Voici : j’ai mis devant toi une porte ouverte que nul ne peut fermer, parce que tu as peu de puissance, que tu as gardé ma parole et que tu n’as pas renié mon Nom.
Voici : je te livrerai des gens de la synagogue de Satan, qui se disent Juifs et ne le sont pas, car ils mentent.
Voici : je les ferai venir se prosterner à tes pieds et reconnaître que je t’ai aimé.

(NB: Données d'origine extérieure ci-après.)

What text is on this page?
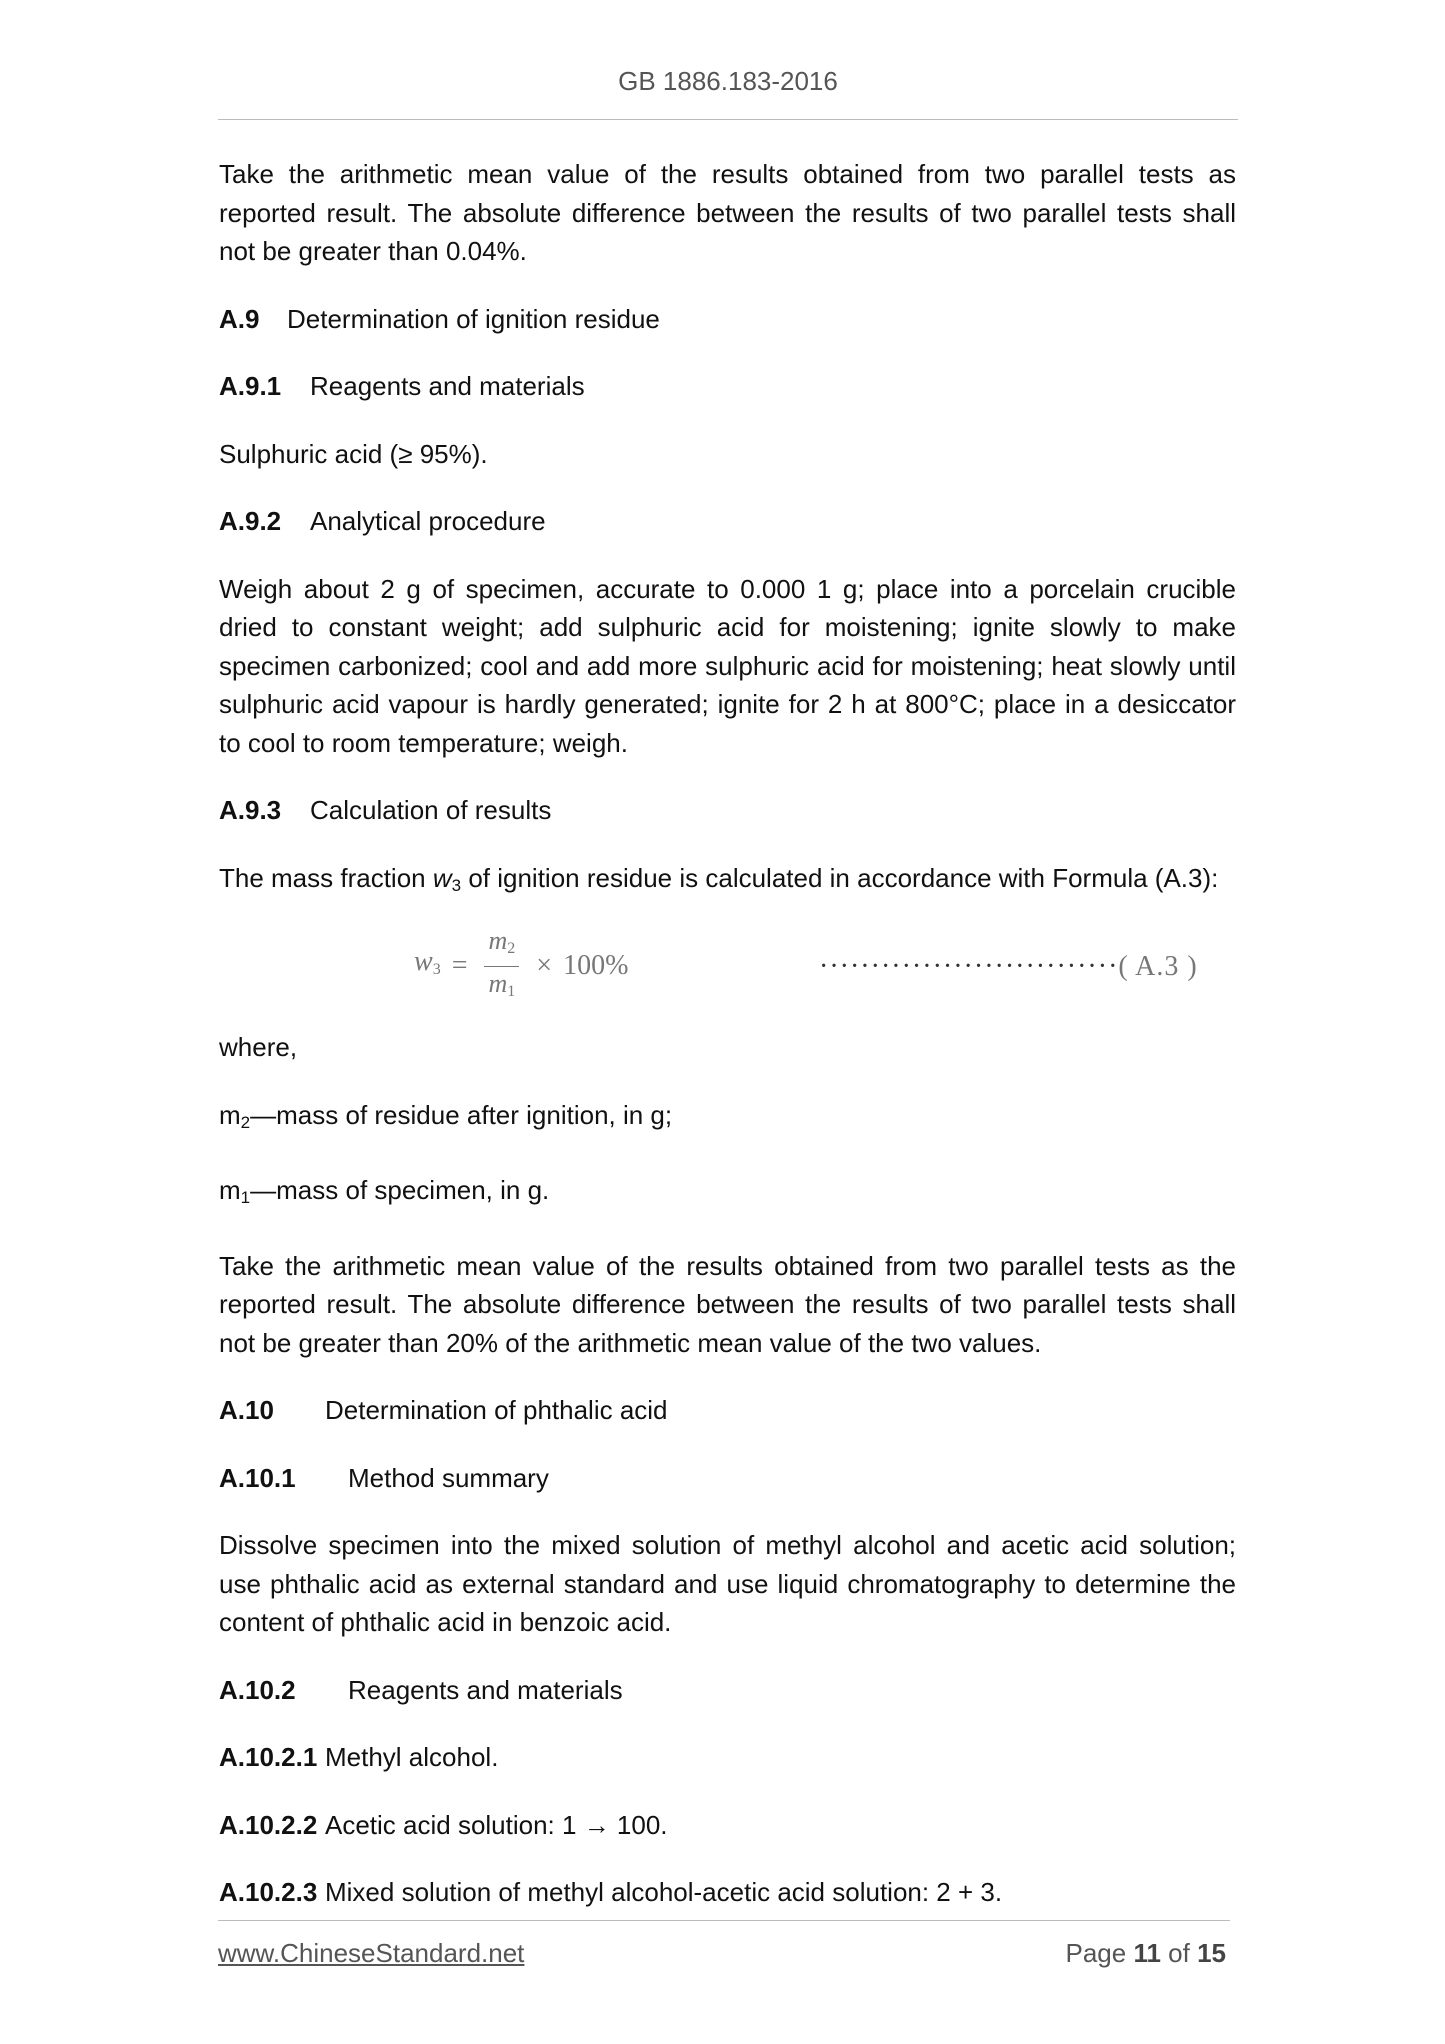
GB 1886.183-2016

Take the arithmetic mean value of the results obtained from two parallel tests as reported result. The absolute difference between the results of two parallel tests shall not be greater than 0.04%.

A.9 Determination of ignition residue
A.9.1 Reagents and materials

Sulphuric acid (≥ 95%).

A.9.2 Analytical procedure

Weigh about 2 g of specimen, accurate to 0.000 1 g; place into a porcelain crucible dried to constant weight; add sulphuric acid for moistening; ignite slowly to make specimen carbonized; cool and add more sulphuric acid for moistening; heat slowly until sulphuric acid vapour is hardly generated; ignite for 2 h at 800°C; place in a desiccator to cool to room temperature; weigh.

A.9.3 Calculation of results

The mass fraction w3 of ignition residue is calculated in accordance with Formula (A.3):

$w_3 = \frac{m_2}{m_1} \times 100\%$	·····························( A.3 )

where,

m2—mass of residue after ignition, in g;

m1—mass of specimen, in g.

Take the arithmetic mean value of the results obtained from two parallel tests as the reported result. The absolute difference between the results of two parallel tests shall not be greater than 20% of the arithmetic mean value of the two values.

A.10 Determination of phthalic acid
A.10.1 Method summary

Dissolve specimen into the mixed solution of methyl alcohol and acetic acid solution; use phthalic acid as external standard and use liquid chromatography to determine the content of phthalic acid in benzoic acid.

A.10.2 Reagents and materials
A.10.2.1 Methyl alcohol.
A.10.2.2 Acetic acid solution: 1 → 100.
A.10.2.3 Mixed solution of methyl alcohol-acetic acid solution: 2 + 3.
www.ChineseStandard.net	Page 11 of 15
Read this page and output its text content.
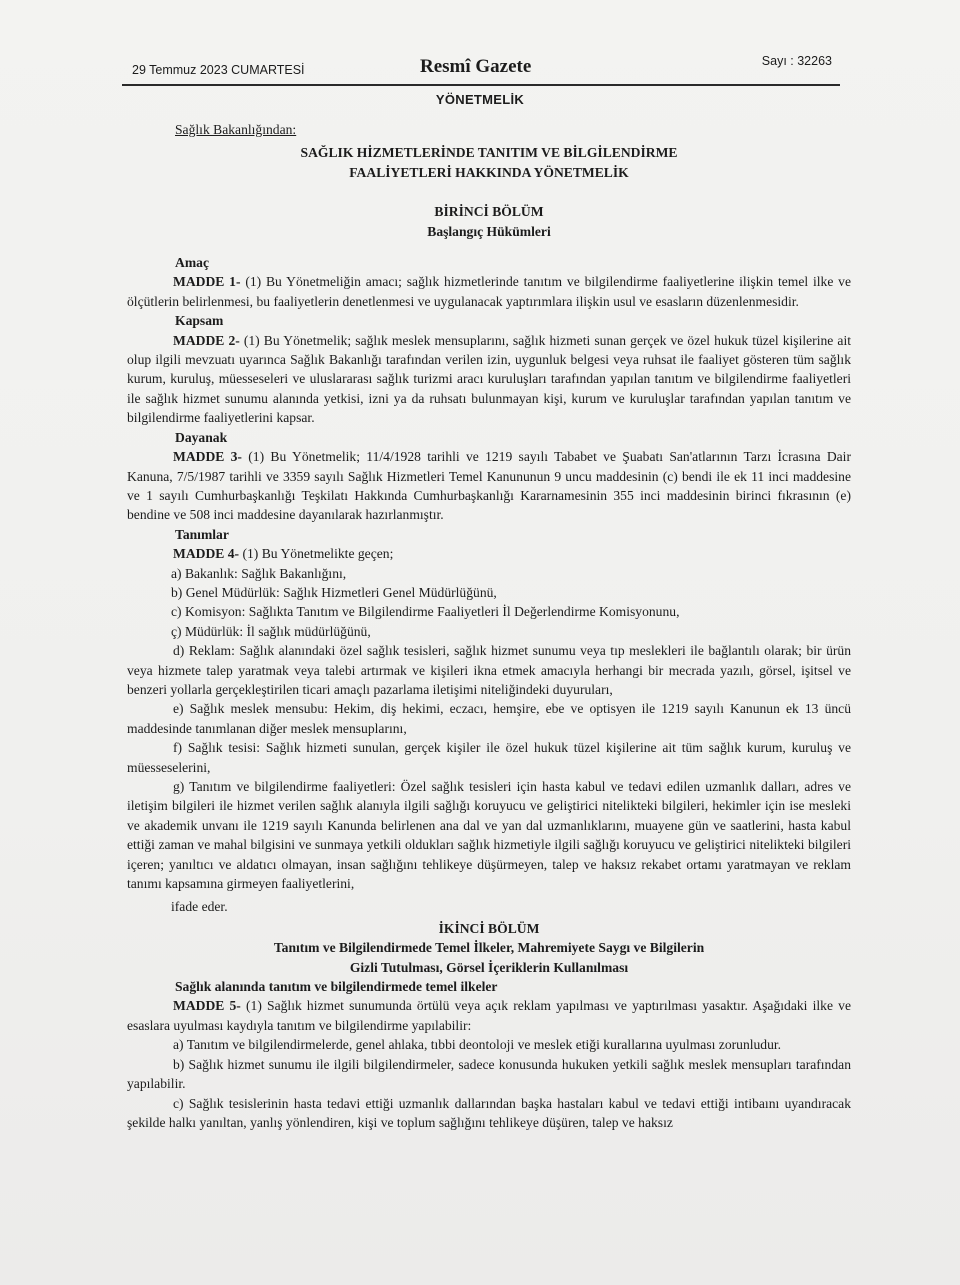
29 Temmuz 2023 CUMARTESİ	Resmî Gazete	Sayı : 32263
YÖNETMELİK

Sağlık Bakanlığından:

SAĞLIK HİZMETLERİNDE TANITIM VE BİLGİLENDİRME

FAALİYETLERİ HAKKINDA YÖNETMELİK

BİRİNCİ BÖLÜM

Başlangıç Hükümleri

Amaç

MADDE 1- (1) Bu Yönetmeliğin amacı; sağlık hizmetlerinde tanıtım ve bilgilendirme faaliyetlerine ilişkin temel ilke ve ölçütlerin belirlenmesi, bu faaliyetlerin denetlenmesi ve uygulanacak yaptırımlara ilişkin usul ve esasların düzenlenmesidir.

Kapsam

MADDE 2- (1) Bu Yönetmelik; sağlık meslek mensuplarını, sağlık hizmeti sunan gerçek ve özel hukuk tüzel kişilerine ait olup ilgili mevzuatı uyarınca Sağlık Bakanlığı tarafından verilen izin, uygunluk belgesi veya ruhsat ile faaliyet gösteren tüm sağlık kurum, kuruluş, müesseseleri ve uluslararası sağlık turizmi aracı kuruluşları tarafından yapılan tanıtım ve bilgilendirme faaliyetleri ile sağlık hizmet sunumu alanında yetkisi, izni ya da ruhsatı bulunmayan kişi, kurum ve kuruluşlar tarafından yapılan tanıtım ve bilgilendirme faaliyetlerini kapsar.

Dayanak

MADDE 3- (1) Bu Yönetmelik; 11/4/1928 tarihli ve 1219 sayılı Tababet ve Şuabatı San'atlarının Tarzı İcrasına Dair Kanuna, 7/5/1987 tarihli ve 3359 sayılı Sağlık Hizmetleri Temel Kanununun 9 uncu maddesinin (c) bendi ile ek 11 inci maddesine ve 1 sayılı Cumhurbaşkanlığı Teşkilatı Hakkında Cumhurbaşkanlığı Kararnamesinin 355 inci maddesinin birinci fıkrasının (e) bendine ve 508 inci maddesine dayanılarak hazırlanmıştır.

Tanımlar

MADDE 4- (1) Bu Yönetmelikte geçen;

a) Bakanlık: Sağlık Bakanlığını,

b) Genel Müdürlük: Sağlık Hizmetleri Genel Müdürlüğünü,

c) Komisyon: Sağlıkta Tanıtım ve Bilgilendirme Faaliyetleri İl Değerlendirme Komisyonunu,

ç) Müdürlük: İl sağlık müdürlüğünü,

d) Reklam: Sağlık alanındaki özel sağlık tesisleri, sağlık hizmet sunumu veya tıp meslekleri ile bağlantılı olarak; bir ürün veya hizmete talep yaratmak veya talebi artırmak ve kişileri ikna etmek amacıyla herhangi bir mecrada yazılı, görsel, işitsel ve benzeri yollarla gerçekleştirilen ticari amaçlı pazarlama iletişimi niteliğindeki duyuruları,

e) Sağlık meslek mensubu: Hekim, diş hekimi, eczacı, hemşire, ebe ve optisyen ile 1219 sayılı Kanunun ek 13 üncü maddesinde tanımlanan diğer meslek mensuplarını,

f) Sağlık tesisi: Sağlık hizmeti sunulan, gerçek kişiler ile özel hukuk tüzel kişilerine ait tüm sağlık kurum, kuruluş ve müesseselerini,

g) Tanıtım ve bilgilendirme faaliyetleri: Özel sağlık tesisleri için hasta kabul ve tedavi edilen uzmanlık dalları, adres ve iletişim bilgileri ile hizmet verilen sağlık alanıyla ilgili sağlığı koruyucu ve geliştirici nitelikteki bilgileri, hekimler için ise mesleki ve akademik unvanı ile 1219 sayılı Kanunda belirlenen ana dal ve yan dal uzmanlıklarını, muayene gün ve saatlerini, hasta kabul ettiği zaman ve mahal bilgisini ve sunmaya yetkili oldukları sağlık hizmetiyle ilgili sağlığı koruyucu ve geliştirici nitelikteki bilgileri içeren; yanıltıcı ve aldatıcı olmayan, insan sağlığını tehlikeye düşürmeyen, talep ve haksız rekabet ortamı yaratmayan ve reklam tanımı kapsamına girmeyen faaliyetlerini,

ifade eder.

İKİNCİ BÖLÜM

Tanıtım ve Bilgilendirmede Temel İlkeler, Mahremiyete Saygı ve Bilgilerin

Gizli Tutulması, Görsel İçeriklerin Kullanılması

Sağlık alanında tanıtım ve bilgilendirmede temel ilkeler

MADDE 5- (1) Sağlık hizmet sunumunda örtülü veya açık reklam yapılması ve yaptırılması yasaktır. Aşağıdaki ilke ve esaslara uyulması kaydıyla tanıtım ve bilgilendirme yapılabilir:

a) Tanıtım ve bilgilendirmelerde, genel ahlaka, tıbbi deontoloji ve meslek etiği kurallarına uyulması zorunludur.

b) Sağlık hizmet sunumu ile ilgili bilgilendirmeler, sadece konusunda hukuken yetkili sağlık meslek mensupları tarafından yapılabilir.

c) Sağlık tesislerinin hasta tedavi ettiği uzmanlık dallarından başka hastaları kabul ve tedavi ettiği intibaını uyandıracak şekilde halkı yanıltan, yanlış yönlendiren, kişi ve toplum sağlığını tehlikeye düşüren, talep ve haksız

Parce que tu as gardé la parole de la persévérance en moi, je te garderai moi aussi, de l’heure de l’épreuve qui va venir sur le monde entier pour éprouver les habitants de la terre. Je viens bientôt. Tiens ferme ce que tu as, afin que personne ne prenne ta couronne. Du vainqueur, je ferai une colonne dans le temple de mon Dieu et il n’en sortira plus. J’écrirai sur lui le nom de mon Dieu et celui de la ville de mon Dieu, la nouvelle Jérusalem qui descend du ciel d’auprès de mon Dieu, ainsi que mon nom nouveau.
Que celui qui a des oreilles écoute ce que l’Esprit dit aux Églises ! »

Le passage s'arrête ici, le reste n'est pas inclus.